Вечернее совещание в участке прошло плодотворно. Приятель Эйба по академии подтвердил историю сенатора – по крайней мере, ту ее часть, что была известна агентам в Чикаго. Добытые Рамиресом сведения сводили список подозреваемых всего к одной кандидатуре. Но чтобы не попасть впросак – все-таки нельзя предъявить обвинения важной политической персоне, основываясь лишь на косвенных уликах и интуиции – стоило попытаться поговорить с сенатором еще раз. В конце концов, даже скользкие политики допускают ошибки.
Помощнику сенатора Роберту Ф. Шерману было наплевать на Рождество. Он не помнил, как проходил этот праздник в далеком детстве, пока была жива мать, но с тех пор, как он стал взрослым и начал помогать отцу строить политическую карьеру, все дни для него слились в один сплошной поток встреч, фальшивых улыбок и лживых обещаний, невзирая на календарь. Может быть, поэтому Роберт Шерман был вообще не в курсе, что существует какой-то особый дух Рождества.
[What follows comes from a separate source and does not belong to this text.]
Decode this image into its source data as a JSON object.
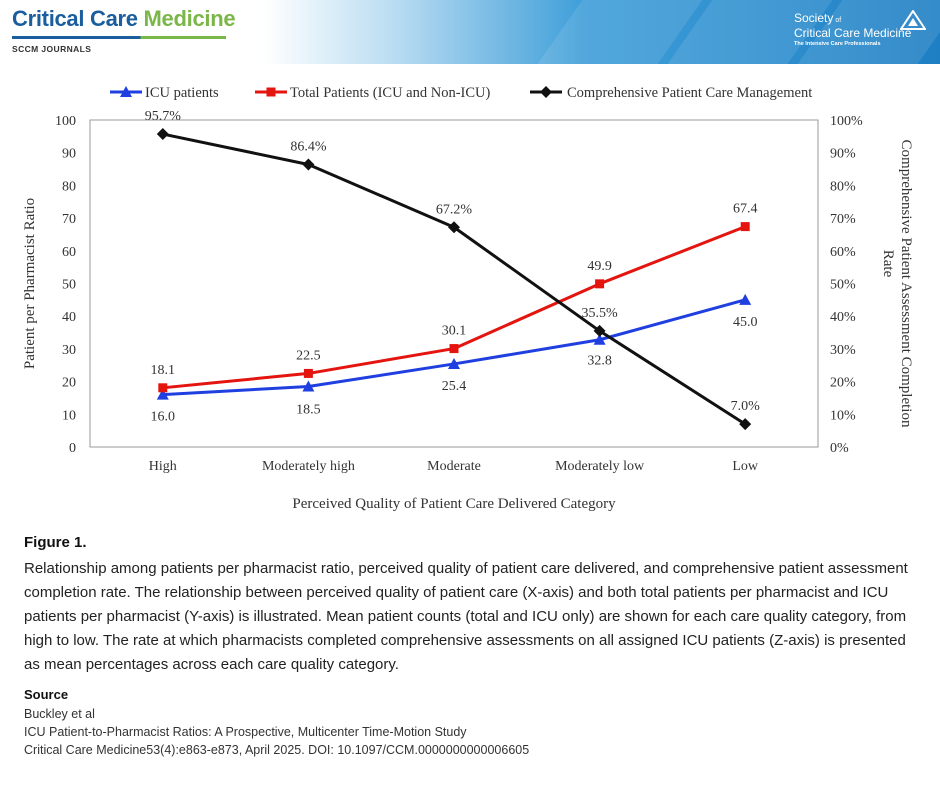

А в этом году дела вообще не задались: вместо того, чтобы учить пылкую агитационную речь, написанную Робертом, отец обосновался в библиотеке предоставленных им гостевых апартаментов, запер дверь и заливал в себя пятисотдолларовый скотч. Насколько Роберт мог понять, в ход пошла вторая бутылка, и останавливаться Шерман-старший не собирался. Вероятно, отца подкосил недавний скандал в мэрии и связанное с этим убийство в гостинице, но что именно происходило, сын не знал. А узнать надо было во что бы то ни стало, иначе второй срок сенатора Шермана мог и не состояться, и тогда все честолюбивые планы и мечты его отпрыска так бесславно и стремительно оборвались бы в этом нелепом убогом городишке. Все и так висело на волоске.
Собрав на поднос нехитрый ужин, Шерман-младший решился на отчаянный шаг – воспользовался запасным ключом от библиотеки и вторгся в алкогольный угар отца.
В комнате с задернутыми плотными шторами было очень накурено. Джон Шерман сидел в кресле и рассеянно ворошил кочергой угли в камине. Роберт осторожно поставил поднос на низенький столик и неожиданно даже для самого себя произнес:
– Папа, может, ты хочешь поговорить?
Сенатор, казалось, ничего не слышал, сосредоточенно глядя на огонь. Роберт уже собрался было повторить вопрос, как вдруг отец медленно произнес:
– Моя Кики была прекрасным белокурым ангелом. Думаю, наша дочь похожа на нее. Как ты думаешь, я смогу забрать ее в Чикаго?
Роберт решил, что ослышался. Нет, это неправда, это не может быть правдой! Он же сделал все, чтобы устранить малейшую угрозу карьере отца! Как он мог совершить такую ошибку?